Menurut Ikang, lembaga pengelola royalti seharusnya mampu menjalankan tugas secara terbuka, terukur, dan komunikatif, sehingga konflik dengan pengguna komersial bisa dihindari.
“Kalau profesional, digital, dan transparan, nggak akan terjadi kisruh seperti ini,” kata Ikang dalam keterangannya, Minggu (10/8/2025).
Musik Harus Menyenangkan, Bukan Jadi Sumber Perselisihan
Bagi pelantun Preman itu, musik adalah medium kebahagiaan. Ia menyayangkan bila karya seni justru memicu ketegangan akibat masalah administratif.
“Musik itu bikin happy kalau nggak ada yang salah,” tegasnya.
Ikang juga menegaskan bahwa royalti merupakan hak yang wajib dihargai. Ia memberi perumpamaan, “Orang ke WC saja bayar, apalagi ciptaan orang. Tapi tarifnya harus adil dan komunikasinya elegan.”
LMKN Perlu Perbaiki Pendekatan
Berdasarkan UU Nomor 28 Tahun 2014 tentang Hak Cipta, LMKN bertugas menarik dan menyalurkan royalti dari pihak-pihak yang memanfaatkan musik secara komersial, seperti hotel, restoran, kafe, dan penyelenggara konser.
Namun, Ikang menilai metode penarikan dan pendekatan terhadap para pelaku usaha sering kali membuat suasana tegang.

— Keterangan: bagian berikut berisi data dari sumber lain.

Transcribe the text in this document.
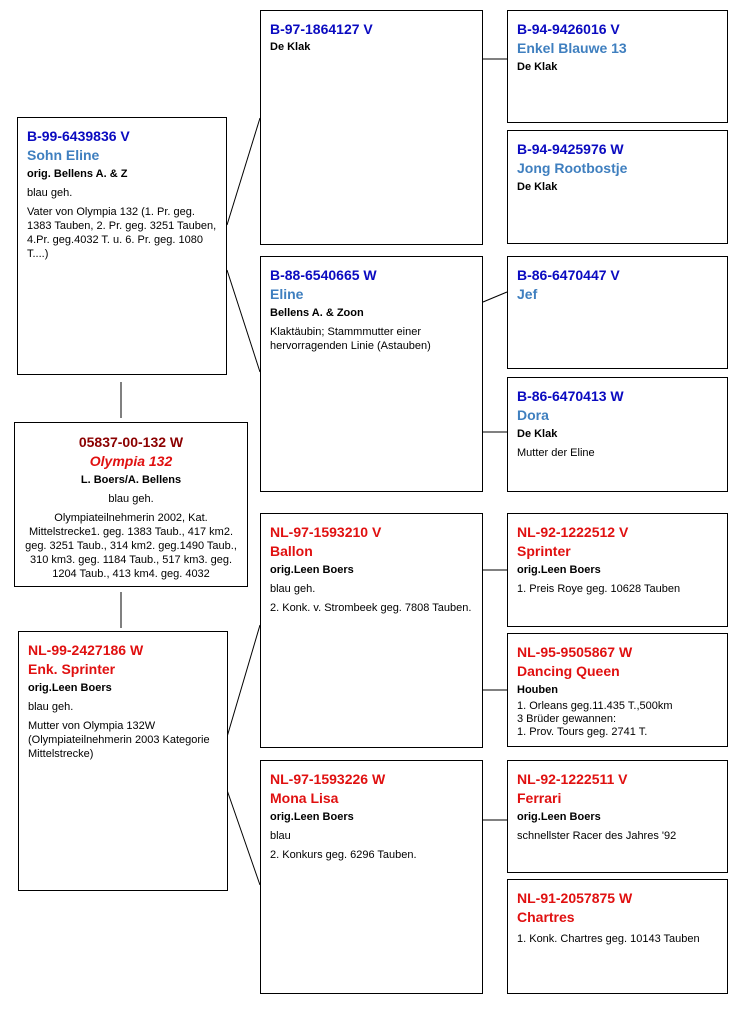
B-99-6439836 V
Sohn Eline
orig. Bellens A. & Z
blau geh.
Vater von Olympia 132 (1. Pr. geg. 1383 Tauben, 2. Pr. geg. 3251 Tauben, 4.Pr. geg.4032 T. u. 6. Pr. geg. 1080 T....)
05837-00-132 W
Olympia 132
L. Boers/A. Bellens
blau geh.
Olympiateilnehmerin 2002, Kat. Mittelstrecke1. geg. 1383 Taub., 417 km2. geg. 3251 Taub., 314 km2. geg.1490 Taub., 310 km3. geg. 1184 Taub., 517 km3. geg. 1204 Taub., 413 km4. geg. 4032
NL-99-2427186 W
Enk. Sprinter
orig.Leen Boers
blau geh.
Mutter von Olympia 132W (Olympiateilnehmerin 2003 Kategorie Mittelstrecke)
B-97-1864127 V
De Klak
B-88-6540665 W
Eline
Bellens A. & Zoon
Klaktäubin; Stammmutter einer hervorragenden Linie (Astauben)
NL-97-1593210 V
Ballon
orig.Leen Boers
blau geh.
2. Konk. v. Strombeek geg. 7808 Tauben.
NL-97-1593226 W
Mona Lisa
orig.Leen Boers
blau
2. Konkurs geg. 6296 Tauben.
B-94-9426016 V
Enkel Blauwe 13
De Klak
B-94-9425976 W
Jong Rootbostje
De Klak
B-86-6470447 V
Jef
B-86-6470413 W
Dora
De Klak
Mutter der Eline
NL-92-1222512 V
Sprinter
orig.Leen Boers
1. Preis Roye geg. 10628 Tauben
NL-95-9505867 W
Dancing Queen
Houben
1. Orleans geg.11.435 T.,500km
3 Brüder gewannen:
1. Prov. Tours geg. 2741 T.
NL-92-1222511 V
Ferrari
orig.Leen Boers
schnellster Racer des Jahres '92
NL-91-2057875 W
Chartres
1. Konk. Chartres geg. 10143 Tauben
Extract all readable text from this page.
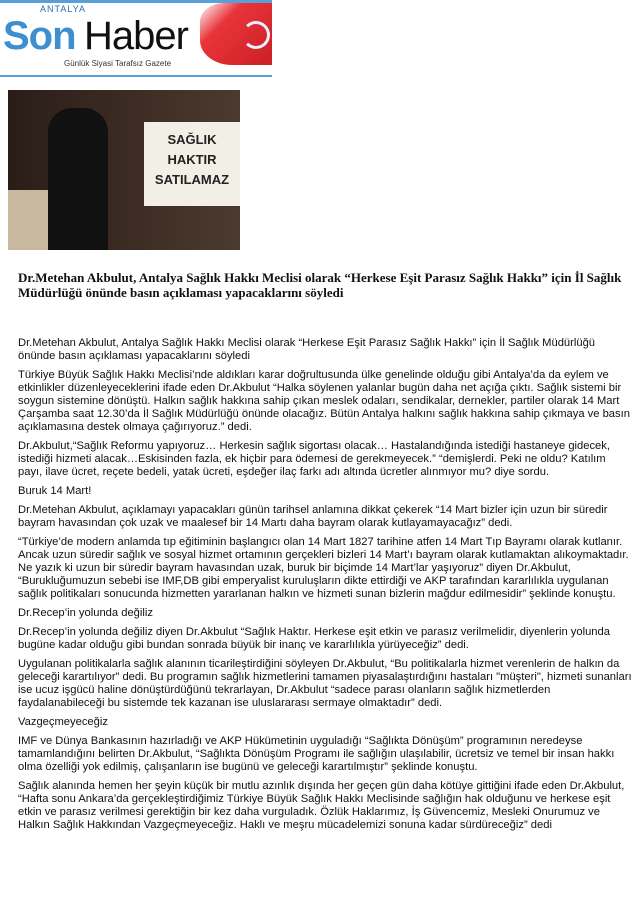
ANTALYA
Son Haber
Günlük Siyasi Tarafsız Gazete
SAĞLIK HAKTIR SATILAMAZ
Dr.Metehan Akbulut, Antalya Sağlık Hakkı Meclisi olarak “Herkese Eşit Parasız Sağlık Hakkı” için İl Sağlık Müdürlüğü önünde basın açıklaması yapacaklarını söyledi

Dr.Metehan Akbulut, Antalya Sağlık Hakkı Meclisi olarak “Herkese Eşit Parasız Sağlık Hakkı” için İl Sağlık Müdürlüğü önünde basın açıklaması yapacaklarını söyledi

Türkiye Büyük Sağlık Hakkı Meclisi’nde aldıkları karar doğrultusunda ülke genelinde olduğu gibi Antalya’da da eylem ve etkinlikler düzenleyeceklerini ifade eden Dr.Akbulut “Halka söylenen yalanlar bugün daha net açığa çıktı. Sağlık sistemi bir soygun sistemine dönüştü. Halkın sağlık hakkına sahip çıkan meslek odaları, sendikalar, dernekler, partiler olarak 14 Mart Çarşamba saat 12.30’da İl Sağlık Müdürlüğü önünde olacağız. Bütün Antalya halkını sağlık hakkına sahip çıkmaya ve basın açıklamasına destek olmaya çağırıyoruz.” dedi.

Dr.Akbulut,“Sağlık Reformu yapıyoruz… Herkesin sağlık sigortası olacak… Hastalandığında istediği hastaneye gidecek, istediği hizmeti alacak…Eskisinden fazla, ek hiçbir para ödemesi de gerekmeyecek.” “demişlerdi. Peki ne oldu? Katılım payı, ilave ücret, reçete bedeli, yatak ücreti, eşdeğer ilaç farkı adı altında ücretler alınmıyor mu? diye sordu.

Buruk 14 Mart!

Dr.Metehan Akbulut, açıklamayı yapacakları günün tarihsel anlamına dikkat çekerek “14 Mart bizler için uzun bir süredir bayram havasından çok uzak ve maalesef bir 14 Martı daha bayram olarak kutlayamayacağız” dedi.

“Türkiye’de modern anlamda tıp eğitiminin başlangıcı olan 14 Mart 1827 tarihine atfen 14 Mart Tıp Bayramı olarak kutlanır. Ancak uzun süredir sağlık ve sosyal hizmet ortamının gerçekleri bizleri 14 Mart’ı bayram olarak kutlamaktan alıkoymaktadır. Ne yazık ki uzun bir süredir bayram havasından uzak, buruk bir biçimde 14 Mart’lar yaşıyoruz” diyen Dr.Akbulut, “Burukluğumuzun sebebi ise IMF,DB gibi emperyalist kuruluşların dikte ettirdiği ve AKP tarafından kararlılıkla uygulanan sağlık politikaları sonucunda hizmetten yararlanan halkın ve hizmeti sunan bizlerin mağdur edilmesidir” şeklinde konuştu.

Dr.Recep’in yolunda değiliz

Dr.Recep’in yolunda değiliz diyen Dr.Akbulut “Sağlık Haktır. Herkese eşit etkin ve parasız verilmelidir, diyenlerin yolunda bugüne kadar olduğu gibi bundan sonrada büyük bir inanç ve kararlılıkla yürüyeceğiz” dedi.

Uygulanan politikalarla sağlık alanının ticarileştirdiğini söyleyen Dr.Akbulut, “Bu politikalarla hizmet verenlerin de halkın da geleceği karartılıyor” dedi. Bu programın sağlık hizmetlerini tamamen piyasalaştırdığını hastaları "müşteri", hizmeti sunanları ise ucuz işgücü haline dönüştürdüğünü tekrarlayan, Dr.Akbulut “sadece parası olanların sağlık hizmetlerden faydalanabileceği bu sistemde tek kazanan ise uluslararası sermaye olmaktadır” dedi.

Vazgeçmeyeceğiz

IMF ve Dünya Bankasının hazırladığı ve AKP Hükümetinin uyguladığı “Sağlıkta Dönüşüm” programının neredeyse tamamlandığını belirten Dr.Akbulut, “Sağlıkta Dönüşüm Programı ile sağlığın ulaşılabilir, ücretsiz ve temel bir insan hakkı olma özelliği yok edilmiş, çalışanların ise bugünü ve geleceği karartılmıştır” şeklinde konuştu.

Sağlık alanında hemen her şeyin küçük bir mutlu azınlık dışında her geçen gün daha kötüye gittiğini ifade eden Dr.Akbulut, “Hafta sonu Ankara’da gerçekleştirdiğimiz Türkiye Büyük Sağlık Hakkı Meclisinde sağlığın hak olduğunu ve herkese eşit etkin ve parasız verilmesi gerektiğin bir kez daha vurguladık. Özlük Haklarımız, İş Güvencemiz, Mesleki Onurumuz ve Halkın Sağlık Hakkından Vazgeçmeyeceğiz. Haklı ve meşru mücadelemizi sonuna kadar sürdüreceğiz” dedi
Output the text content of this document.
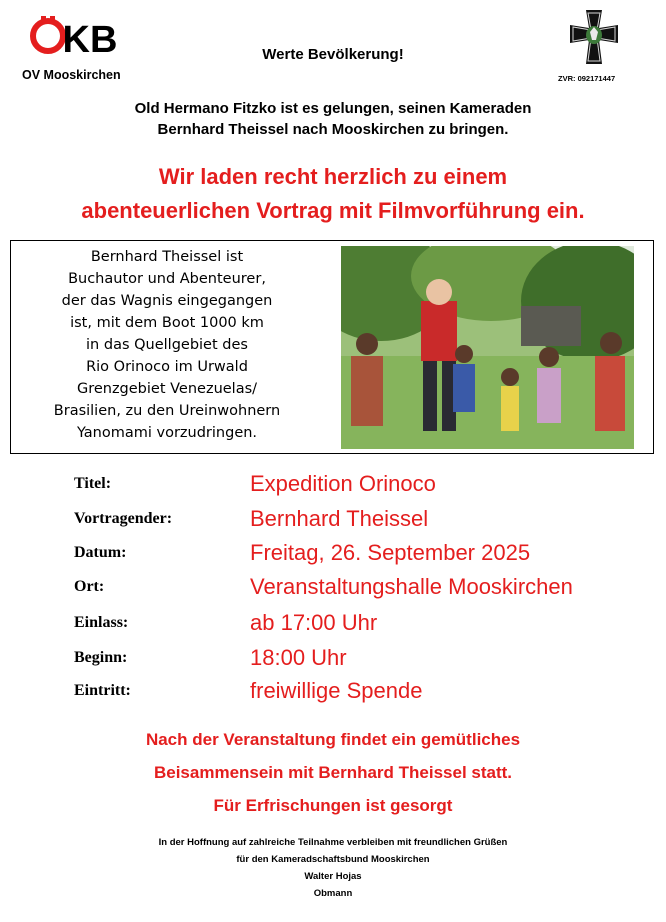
KB
OV Mooskirchen
Werte Bevölkerung!
ZVR: 092171447
Old Hermano Fitzko ist es gelungen, seinen Kameraden
Bernhard Theissel nach Mooskirchen zu bringen.
Wir laden recht herzlich zu einem
abenteuerlichen Vortrag mit Filmvorführung ein.
Bernhard Theissel ist
Buchautor und Abenteurer,
der das Wagnis eingegangen
ist, mit dem Boot 1000 km
in das Quellgebiet des
Rio Orinoco im Urwald
Grenzgebiet Venezuelas/
Brasilien, zu den Ureinwohnern
Yanomami vorzudringen.
Titel:	Expedition Orinoco
Vortragender:	Bernhard Theissel
Datum:	Freitag, 26. September 2025
Ort:	Veranstaltungshalle Mooskirchen
Einlass:	ab 17:00 Uhr
Beginn:	18:00 Uhr
Eintritt:	freiwillige Spende
Nach der Veranstaltung findet ein gemütliches
Beisammensein mit Bernhard Theissel statt.
Für Erfrischungen ist gesorgt
In der Hoffnung auf zahlreiche Teilnahme verbleiben mit freundlichen Grüßen
für den Kameradschaftsbund Mooskirchen
Walter Hojas
Obmann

“Aku nggak punya hak buat malak orang. Kalau caranya begitu, ya nggak nyaman,” ujarnya.
Ikang berharap pemerintah meninjau ulang kebijakan royalti agar sejalan dengan perkembangan industri musik digital. Ia juga mendorong LMKN memperkuat tata kelola, pendataan, serta komunikasi yang lebih humanis.
“Kalau semuanya rapi, musisi senang, pelaku usaha nyaman, dan industri musik bisa maju,” pungkasnya.